Su hermano quedó un tanto sorprendido de ver a una muchachita que, por su edad, bien podría ser la hija de Rodolfo. Mientras, Lucho no entendía nada, sólo que le parecía una señorita muy agraciada. Aun reponiéndose del hecho, Jacinta entró en la sala y avisó a los presentes que la cena ya estaba servida.
A diferencia de lo sucedido en la sala, la cena fue más distendida y algo callada. Lucho, digiriendo con entusiasmo la idea de vivir en la hacienda, comió muy rápido. La risa de su tío fue elocuente cuando llegó el postre y el pobre muchacho se sentía lleno.

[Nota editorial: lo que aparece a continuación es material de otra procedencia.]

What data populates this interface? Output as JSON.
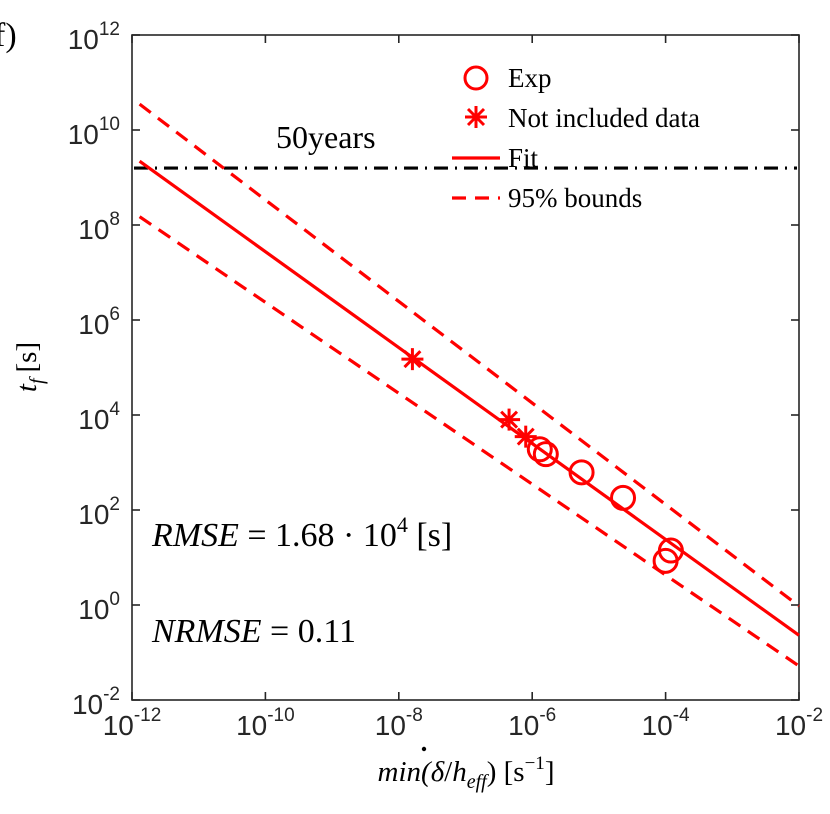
{
  "panel_label": "f)",
  "chart_data": {
    "type": "scatter",
    "scale": "log-log",
    "title": "",
    "xlabel": {
      "prefix": "min(",
      "delta": "δ",
      "slash": "/",
      "h": "h",
      "sub": "eff",
      "suffix": ") [s",
      "exp": "−1",
      "close": "]"
    },
    "ylabel": {
      "t": "t",
      "sub": "f",
      "unit": "[s]"
    },
    "x_range_log10": [
      -12,
      -2
    ],
    "y_range_log10": [
      -2,
      12
    ],
    "x_ticks": [
      {
        "base": "10",
        "exp": "-12"
      },
      {
        "base": "10",
        "exp": "-10"
      },
      {
        "base": "10",
        "exp": "-8"
      },
      {
        "base": "10",
        "exp": "-6"
      },
      {
        "base": "10",
        "exp": "-4"
      },
      {
        "base": "10",
        "exp": "-2"
      }
    ],
    "y_ticks": [
      {
        "base": "10",
        "exp": "12"
      },
      {
        "base": "10",
        "exp": "10"
      },
      {
        "base": "10",
        "exp": "8"
      },
      {
        "base": "10",
        "exp": "6"
      },
      {
        "base": "10",
        "exp": "4"
      },
      {
        "base": "10",
        "exp": "2"
      },
      {
        "base": "10",
        "exp": "0"
      },
      {
        "base": "10",
        "exp": "-2"
      }
    ],
    "legend": {
      "position": "top-right",
      "entries": [
        {
          "label": "Exp",
          "marker": "circle"
        },
        {
          "label": "Not included data",
          "marker": "asterisk"
        },
        {
          "label": "Fit",
          "marker": "solid-line"
        },
        {
          "label": "95% bounds",
          "marker": "dashed-line"
        }
      ]
    },
    "series": [
      {
        "name": "Exp",
        "marker": "circle",
        "color": "#ff0000",
        "points": [
          {
            "x": 1.3e-06,
            "y": 1900
          },
          {
            "x": 1.6e-06,
            "y": 1500
          },
          {
            "x": 5.5e-06,
            "y": 620
          },
          {
            "x": 2.3e-05,
            "y": 180
          },
          {
            "x": 0.00012,
            "y": 14
          },
          {
            "x": 0.0001,
            "y": 8.5
          }
        ]
      },
      {
        "name": "Not included data",
        "marker": "asterisk",
        "color": "#ff0000",
        "points": [
          {
            "x": 1.6e-08,
            "y": 150000
          },
          {
            "x": 4.5e-07,
            "y": 8000
          },
          {
            "x": 8e-07,
            "y": 3500
          }
        ]
      }
    ],
    "fit": {
      "name": "Fit",
      "style": "solid",
      "color": "#ff0000",
      "x_range": [
        1.3e-12,
        0.01
      ],
      "y_at_start": 2200000000.0,
      "y_at_end": 0.23
    },
    "bounds": {
      "name": "95% bounds",
      "style": "dashed",
      "color": "#ff0000",
      "upper": {
        "y_at_start": 35000000000.0,
        "y_at_end": 0.95
      },
      "lower": {
        "y_at_start": 150000000.0,
        "y_at_end": 0.052
      }
    },
    "reference_line": {
      "label": "50years",
      "y": 1580000000.0,
      "style": "dash-dot",
      "color": "#000000"
    },
    "annotations": [
      {
        "id": "rmse",
        "lhs": "RMSE",
        "eq": " = 1.68 · 10",
        "exp": "4",
        "unit": " [s]"
      },
      {
        "id": "nrmse",
        "lhs": "NRMSE",
        "eq": " = 0.11"
      }
    ]
  }
}
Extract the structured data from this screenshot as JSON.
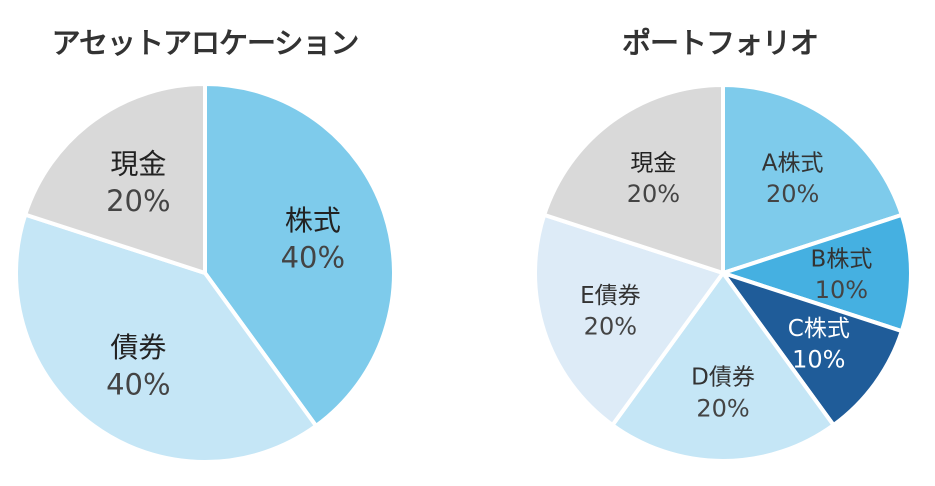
{
  "chart_data": [
    {
      "type": "pie",
      "title": "アセットアロケーション",
      "slices": [
        {
          "label": "株式",
          "value": 40,
          "value_text": "40%",
          "color": "#7ECBEB",
          "text_color": "#222222"
        },
        {
          "label": "債券",
          "value": 40,
          "value_text": "40%",
          "color": "#C5E6F6",
          "text_color": "#222222"
        },
        {
          "label": "現金",
          "value": 20,
          "value_text": "20%",
          "color": "#D9D9D9",
          "text_color": "#222222"
        }
      ]
    },
    {
      "type": "pie",
      "title": "ポートフォリオ",
      "slices": [
        {
          "label": "A株式",
          "value": 20,
          "value_text": "20%",
          "color": "#7ECBEB",
          "text_color": "#333333"
        },
        {
          "label": "B株式",
          "value": 10,
          "value_text": "10%",
          "color": "#45B0E1",
          "text_color": "#333333"
        },
        {
          "label": "C株式",
          "value": 10,
          "value_text": "10%",
          "color": "#1F5C99",
          "text_color": "#FFFFFF"
        },
        {
          "label": "D債券",
          "value": 20,
          "value_text": "20%",
          "color": "#C5E6F6",
          "text_color": "#333333"
        },
        {
          "label": "E債券",
          "value": 20,
          "value_text": "20%",
          "color": "#DDEBF7",
          "text_color": "#333333"
        },
        {
          "label": "現金",
          "value": 20,
          "value_text": "20%",
          "color": "#D9D9D9",
          "text_color": "#222222"
        }
      ]
    }
  ]
}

“Constanza, acompaña a mi sobrino a conversar afuera”, dijo el patrón y despidiéndose de ella con otro beso. Una vez que los jóvenes salieron de allí, Rodolfo miró seriamente a Santiago. “Admito que me sorprendió tu cambio de actitud hacia mí”, señaló haciendo un gesto adusto.
“Me he visto obligado a hacerlo”, indicó el atribulado padre y cogió su casaca. De uno de los bolsillos extrajo un papel y se lo entregó a su hermano. “Ciertamente, estás muriendo… lo siento hermano”, dijo Rodolfo con el rostro desencajado.